Чтоб уже никто не мешал им гордиться правотой. Его легенда, —
резюмирует Старая Генриетта. — Неточная деталь? Акцент? Обнаруженные ослиные
уши принадлежат слушателю.
— Помет, тетушка, это — геройское воинство той стороны?
— Черта с два — не тот шнобель. Нос — толстый намек, за которым
притаился носитель. Он тоже видит и оценивает. Еврей-оценщик!..
— Явился сюда под предлогом доставки почты... и в очередной раз
прячется от жизни?
— В петушнике, где прячутся от смерти? — уточняет Генриетта.
— И жизнь не догадается искать его здесь... И находила ли где-то
прежде?
Однако от наших-ваших экспрессий протоплазма госпитальной клетки
вскипает! И стенания стульев... и контрапункт отправлений — столкновение
склянок с последними... Вы действительно отбили две склянки? Итого: Битый Час
Ожидания!
И Одержимый Бронхитом уже выброшен на сушу: как площадь — на круг
города, на иссушающие страсти. И уже вновь имеет зуб... едва вставленный... на
пришельцев. И — озарив их снежной учтивостью, учтивейшим изумлением:
— Странная история! Еще минуту назад я имел общество! Отдельные
Габсбурги, Гогенцоллерны, Виндзоры... и — над распиленной селедочкой, пальпируя
— Эмильда Маркос в пуленепробиваемом бюстгальтере... и вдруг — вы?! А где —
они?
И, не мешкая в высушенной конкретике и бряцая отвагами, кое-кто
желает немедленно проступить — в новом свете: в личной каллиграфии и протащить
в графы пижамы... и возжечь в этой черно-желтой анкете — неоромантизм!

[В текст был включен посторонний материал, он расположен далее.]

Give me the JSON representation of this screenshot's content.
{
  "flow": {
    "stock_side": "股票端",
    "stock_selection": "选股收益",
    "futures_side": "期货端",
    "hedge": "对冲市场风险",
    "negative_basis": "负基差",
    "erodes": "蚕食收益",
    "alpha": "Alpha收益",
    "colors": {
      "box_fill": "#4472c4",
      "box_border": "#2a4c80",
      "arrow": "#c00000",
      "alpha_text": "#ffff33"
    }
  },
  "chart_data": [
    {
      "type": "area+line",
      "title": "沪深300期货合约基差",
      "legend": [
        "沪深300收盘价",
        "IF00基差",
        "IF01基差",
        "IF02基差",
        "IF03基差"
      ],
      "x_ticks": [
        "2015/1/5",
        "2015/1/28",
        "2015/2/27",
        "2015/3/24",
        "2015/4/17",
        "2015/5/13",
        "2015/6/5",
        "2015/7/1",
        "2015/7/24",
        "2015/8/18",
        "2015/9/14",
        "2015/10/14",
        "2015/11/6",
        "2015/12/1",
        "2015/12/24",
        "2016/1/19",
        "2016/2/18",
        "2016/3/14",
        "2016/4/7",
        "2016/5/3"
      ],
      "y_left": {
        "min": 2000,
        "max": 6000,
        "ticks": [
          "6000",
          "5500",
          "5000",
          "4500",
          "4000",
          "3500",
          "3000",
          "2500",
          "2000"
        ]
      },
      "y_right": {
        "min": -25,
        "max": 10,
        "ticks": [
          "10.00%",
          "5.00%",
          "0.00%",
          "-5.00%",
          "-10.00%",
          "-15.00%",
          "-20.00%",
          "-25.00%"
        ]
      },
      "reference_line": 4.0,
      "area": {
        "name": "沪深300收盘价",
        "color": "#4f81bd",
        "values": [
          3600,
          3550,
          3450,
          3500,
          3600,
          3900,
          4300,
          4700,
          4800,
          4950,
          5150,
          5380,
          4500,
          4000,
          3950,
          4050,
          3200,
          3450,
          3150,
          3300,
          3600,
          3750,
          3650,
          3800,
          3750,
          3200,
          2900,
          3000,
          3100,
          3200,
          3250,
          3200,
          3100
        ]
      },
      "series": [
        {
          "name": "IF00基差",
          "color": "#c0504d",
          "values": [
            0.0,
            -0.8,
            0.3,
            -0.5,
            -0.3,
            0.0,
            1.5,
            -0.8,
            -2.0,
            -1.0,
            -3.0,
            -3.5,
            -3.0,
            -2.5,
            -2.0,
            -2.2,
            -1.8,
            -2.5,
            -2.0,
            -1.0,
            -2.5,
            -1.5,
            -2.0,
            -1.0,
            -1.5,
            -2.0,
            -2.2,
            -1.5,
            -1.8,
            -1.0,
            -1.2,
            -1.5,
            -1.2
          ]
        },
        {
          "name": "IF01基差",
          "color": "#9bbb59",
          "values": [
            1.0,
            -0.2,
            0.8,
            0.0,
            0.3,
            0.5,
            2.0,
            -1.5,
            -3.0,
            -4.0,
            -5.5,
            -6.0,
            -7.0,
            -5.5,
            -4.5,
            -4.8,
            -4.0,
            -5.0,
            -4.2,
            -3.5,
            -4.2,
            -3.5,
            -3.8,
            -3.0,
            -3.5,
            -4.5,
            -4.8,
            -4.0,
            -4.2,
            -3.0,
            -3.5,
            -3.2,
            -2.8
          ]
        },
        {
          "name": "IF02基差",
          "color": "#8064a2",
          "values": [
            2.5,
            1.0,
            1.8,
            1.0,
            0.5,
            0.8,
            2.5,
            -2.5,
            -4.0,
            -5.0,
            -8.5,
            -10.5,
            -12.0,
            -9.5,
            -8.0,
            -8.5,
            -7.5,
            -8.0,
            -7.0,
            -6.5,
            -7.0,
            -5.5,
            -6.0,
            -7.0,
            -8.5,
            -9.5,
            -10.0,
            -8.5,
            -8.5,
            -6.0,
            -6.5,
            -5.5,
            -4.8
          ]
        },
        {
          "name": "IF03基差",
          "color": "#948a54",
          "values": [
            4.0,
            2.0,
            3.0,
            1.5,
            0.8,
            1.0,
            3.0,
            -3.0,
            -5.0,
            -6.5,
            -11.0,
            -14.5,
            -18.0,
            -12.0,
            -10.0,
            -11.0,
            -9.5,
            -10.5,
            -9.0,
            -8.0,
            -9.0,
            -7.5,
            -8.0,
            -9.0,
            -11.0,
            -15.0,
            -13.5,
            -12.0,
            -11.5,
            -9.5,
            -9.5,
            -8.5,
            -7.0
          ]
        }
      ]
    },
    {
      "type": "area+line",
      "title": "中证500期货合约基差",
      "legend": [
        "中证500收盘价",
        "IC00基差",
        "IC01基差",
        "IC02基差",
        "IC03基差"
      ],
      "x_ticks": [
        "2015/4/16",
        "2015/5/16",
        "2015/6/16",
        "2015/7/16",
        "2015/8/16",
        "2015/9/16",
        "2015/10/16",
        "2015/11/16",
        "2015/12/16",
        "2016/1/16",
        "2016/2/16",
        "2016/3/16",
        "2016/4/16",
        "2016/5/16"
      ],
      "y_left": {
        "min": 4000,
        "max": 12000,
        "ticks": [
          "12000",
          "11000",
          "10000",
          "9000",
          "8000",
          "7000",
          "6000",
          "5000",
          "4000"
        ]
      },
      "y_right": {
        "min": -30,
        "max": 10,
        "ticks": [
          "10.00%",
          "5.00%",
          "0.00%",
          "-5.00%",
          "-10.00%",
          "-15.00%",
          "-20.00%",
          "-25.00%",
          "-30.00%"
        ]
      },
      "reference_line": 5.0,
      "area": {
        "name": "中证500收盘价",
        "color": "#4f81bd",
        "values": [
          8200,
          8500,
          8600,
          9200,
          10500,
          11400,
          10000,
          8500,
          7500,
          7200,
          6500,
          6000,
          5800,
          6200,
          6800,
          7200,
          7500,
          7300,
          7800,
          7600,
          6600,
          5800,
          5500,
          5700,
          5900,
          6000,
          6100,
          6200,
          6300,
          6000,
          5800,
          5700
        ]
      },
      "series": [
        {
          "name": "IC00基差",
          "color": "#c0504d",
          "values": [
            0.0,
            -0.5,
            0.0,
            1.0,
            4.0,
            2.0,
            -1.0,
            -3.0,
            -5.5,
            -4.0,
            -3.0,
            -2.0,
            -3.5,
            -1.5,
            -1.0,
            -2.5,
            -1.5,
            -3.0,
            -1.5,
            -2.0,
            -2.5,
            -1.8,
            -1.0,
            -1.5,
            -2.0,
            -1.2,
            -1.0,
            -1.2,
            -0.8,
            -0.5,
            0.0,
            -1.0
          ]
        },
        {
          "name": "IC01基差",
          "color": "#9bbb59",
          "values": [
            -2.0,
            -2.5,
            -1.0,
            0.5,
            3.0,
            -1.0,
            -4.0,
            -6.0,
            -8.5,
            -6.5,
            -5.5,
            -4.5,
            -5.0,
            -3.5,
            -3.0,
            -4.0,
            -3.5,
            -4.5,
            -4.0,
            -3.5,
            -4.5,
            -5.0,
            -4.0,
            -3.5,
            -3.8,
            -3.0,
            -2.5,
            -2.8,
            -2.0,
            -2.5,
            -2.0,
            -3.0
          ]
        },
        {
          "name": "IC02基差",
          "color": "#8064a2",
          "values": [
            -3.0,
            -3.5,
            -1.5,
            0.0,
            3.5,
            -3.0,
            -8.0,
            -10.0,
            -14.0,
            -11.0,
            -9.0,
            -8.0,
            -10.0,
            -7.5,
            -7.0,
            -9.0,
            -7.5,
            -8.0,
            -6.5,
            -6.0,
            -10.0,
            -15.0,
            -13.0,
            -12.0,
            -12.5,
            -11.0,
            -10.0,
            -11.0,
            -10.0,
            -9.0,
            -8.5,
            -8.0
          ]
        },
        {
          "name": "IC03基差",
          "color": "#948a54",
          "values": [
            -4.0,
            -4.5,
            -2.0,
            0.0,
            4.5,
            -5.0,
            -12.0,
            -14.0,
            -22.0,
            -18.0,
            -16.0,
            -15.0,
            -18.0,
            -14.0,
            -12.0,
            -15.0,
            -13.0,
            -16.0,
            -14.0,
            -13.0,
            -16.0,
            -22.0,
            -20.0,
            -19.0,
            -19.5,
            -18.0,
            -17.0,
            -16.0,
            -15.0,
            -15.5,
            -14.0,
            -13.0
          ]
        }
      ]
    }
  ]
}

— Вы полагаете, боги спасали меня, окутав туманом? Вашей мысли! —
и выплеснув из турецкой туфли бронхит, и передвинув отрепыш тумана — на сей
остаток, он уже устремлен... осенен... озарен вектором... — Как я волнуюсь с
названий книг или фильмов: "Дорога на... на..." Дорога! Мне мерещатся
блуждающие огни и речитативы весны. И ждущий меня в каком-нибудь вечернем порту
корабль "Арго"... — но вдруг застыв — под цветом розы или птицы...
или — пред спесивым барельефом наперсточницы — спертой дверцы, за которой гудит
весенняя орхестра — он слипшимся от снотворного слогом витийствует, как
биндюжник...
— Не надорваться бы вам, эфенди, за ломовыми словесами! И здесь —
дорогая нам дама...
— По-твоему, недешевая дама впервые слышит этот языковой астрал?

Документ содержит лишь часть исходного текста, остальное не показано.